The UK’s new failure to prevent fraud offence – should crypto firms brace for impact?
Monday 15 April 2024
Jessica Lee
Brown Rudnick, London
jslee@brownrudnick.com
Menelaos Karampetsos
Brown Rudnick, London
mkarampetsos@brownrudnick.com
The line of failure to prevent offences goes back to the introduction of the Bribery Act in 2010. The rationale behind such offences is to make businesses directly liable for criminal misconduct by their employees. The introduction of a failure to prevent fraud offence is, according to the government, intended to prevent fraud and discourage organisations from ignoring fraud by employees which may benefit them. The offence, according to the government, will encourage more companies to implement or improve prevention procedures, driving a major shift in corporate culture to help reduce fraud.
The new offence
The failure to prevent fraud offence is a new corporate offence which applies to ‘large organisations’. This definition derives from the Companies Act 2006 framework and captures both bodies corporate and partnerships: therefore, large organisations are those who exceed two of the following figures:
- more than 250 employees;
- more than £36m in turnover; and
- more than £18m in total assets.
An organisation is liable if an associated person commits a specified fraud offence, and does so with the intention to directly or indirectly benefit the organisation or the person who is receiving services. The offence has extraterritorial scope; if an employee commits fraud under UK law, or targets UK victims, their employer could be prosecuted, even if the organisation and the employee are based overseas. The place of incorporation is therefore irrelevant in terms of the scope of the offence, as it applies to large organisations wherever incorporated or formed.

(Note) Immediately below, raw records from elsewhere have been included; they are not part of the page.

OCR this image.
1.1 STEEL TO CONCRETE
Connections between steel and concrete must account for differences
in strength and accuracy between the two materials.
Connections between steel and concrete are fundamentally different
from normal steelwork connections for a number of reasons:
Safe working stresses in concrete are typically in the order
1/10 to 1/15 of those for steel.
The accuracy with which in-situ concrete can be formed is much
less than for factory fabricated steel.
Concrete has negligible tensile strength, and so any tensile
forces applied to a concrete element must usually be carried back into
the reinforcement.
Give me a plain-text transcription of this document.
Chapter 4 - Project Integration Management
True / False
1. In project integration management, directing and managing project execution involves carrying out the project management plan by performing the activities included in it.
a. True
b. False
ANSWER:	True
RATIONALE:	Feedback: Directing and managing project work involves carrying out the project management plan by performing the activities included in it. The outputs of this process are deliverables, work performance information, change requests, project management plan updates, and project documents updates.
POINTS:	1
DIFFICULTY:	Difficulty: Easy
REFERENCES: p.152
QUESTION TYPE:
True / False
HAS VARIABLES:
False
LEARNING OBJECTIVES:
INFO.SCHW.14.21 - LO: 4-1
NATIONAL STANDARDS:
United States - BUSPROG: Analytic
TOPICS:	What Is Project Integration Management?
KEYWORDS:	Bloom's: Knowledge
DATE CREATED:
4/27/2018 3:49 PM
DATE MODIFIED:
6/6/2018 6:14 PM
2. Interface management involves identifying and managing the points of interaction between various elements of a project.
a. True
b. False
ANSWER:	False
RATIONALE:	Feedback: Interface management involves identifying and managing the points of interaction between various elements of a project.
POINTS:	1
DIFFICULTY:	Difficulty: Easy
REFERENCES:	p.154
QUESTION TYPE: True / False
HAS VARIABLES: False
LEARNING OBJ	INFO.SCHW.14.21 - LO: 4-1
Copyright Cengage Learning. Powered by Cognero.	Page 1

The specified fraud offences currently covered by the Act (the list can be amended through secondary legislation) include:
- fraud by false representation;
- obtaining services dishonestly;
- false accounting;
- fraud by failing to disclose information;
- participation in a fraudulent business; and
- false statements by company directors.
The offence can be committed by a broad range of ‘associated persons’, including an employee, agent or subsidiary of the organisation; an employee of any of the organisation’s subsidiaries; or a person who otherwise performs services for or on behalf of the organisation. Whether a particular person performs services for or on behalf of an organisation is to be determined by reference to all the relevant circumstances and not merely by reference to the nature of the relationship between that person and the body.
An organisation can receive an unlimited fine if convicted.
There is a defence available for an organisation which has reasonable procedures in place to prevent fraud or where it is reasonable not to have such procedures in place. Guidance on what the procedures should entail will be published by the UK Government in due course. Practically, this requirement should also be considered by smaller organisations than those in-scope, as they may be associated persons of larger organisations.
If resources held across a parent company and its subsidiaries cumulatively meet the size threshold, that group of companies will be in scope of the failure to prevent fraud offence. Liability can be attached to whichever individual entity within the group was directly responsible for failing to prevent the fraud. Liability can alternatively be attached to the parent company, if a fraud was committed by a subsidiary’s employee for the benefit of the parent company, and the parent company did not take reasonable steps to prevent it.
Relevance to crypto firms
For crypto firms that are either based in the UK or which service UK customers, it is important to prepare for the introduction of this offence, particularly as reported losses to crypto fraud in the UK increased by more than 40 per cent over the past year. While the offence is not expected to come into force immediately, firms whose compliance protocols and procedures are tailored around the Money Laundering Regulations, for example, will need to review their fraud detection processes against the government’s guidance when such guidance is published.
More broadly, firms which embrace decentralisation will need to consider and assess the risks that their business model may generate, particularly where the definition of an associated person is as broad as in the Act and could, in theory, extend to founders and developers.
The offence may also pave the way for UK authorities to investigate crypto exchanges outside the UK, where there may be an allegation that those exchanges have failed to prevent fraud against UK persons. Some high profile crypto fraud cases provide indications as to how that may come about; for example, the first witness for the prosecution in the US criminal trial of FTX founder Sam Bankman-Fried, was a London-based trader. Moreover, exterritoriality arises as some of the specified offences already contain an extraterritorial element in that they can be committed so long as a relevant event occurs within England and Wales.
Conclusion
The failure to prevent fraud offence is a clear signal to businesses, including crypto firms, that they should embed the prevention of fraud in their structure and their conduct.
Government guidance will need to clarify what sort of reasonable procedures businesses are expected to adopt, as well as how the offence will interact with existing controls that regulated firms may have for financial crime purposes.
In advance of the guidance, however, crypto firms, given the pace of their innovation and growth of their products, should take proactive steps to ensure that their approach to compliance is comprehensive and that commitment to preventing fraud is embraced across all levels of the corporate pyramid.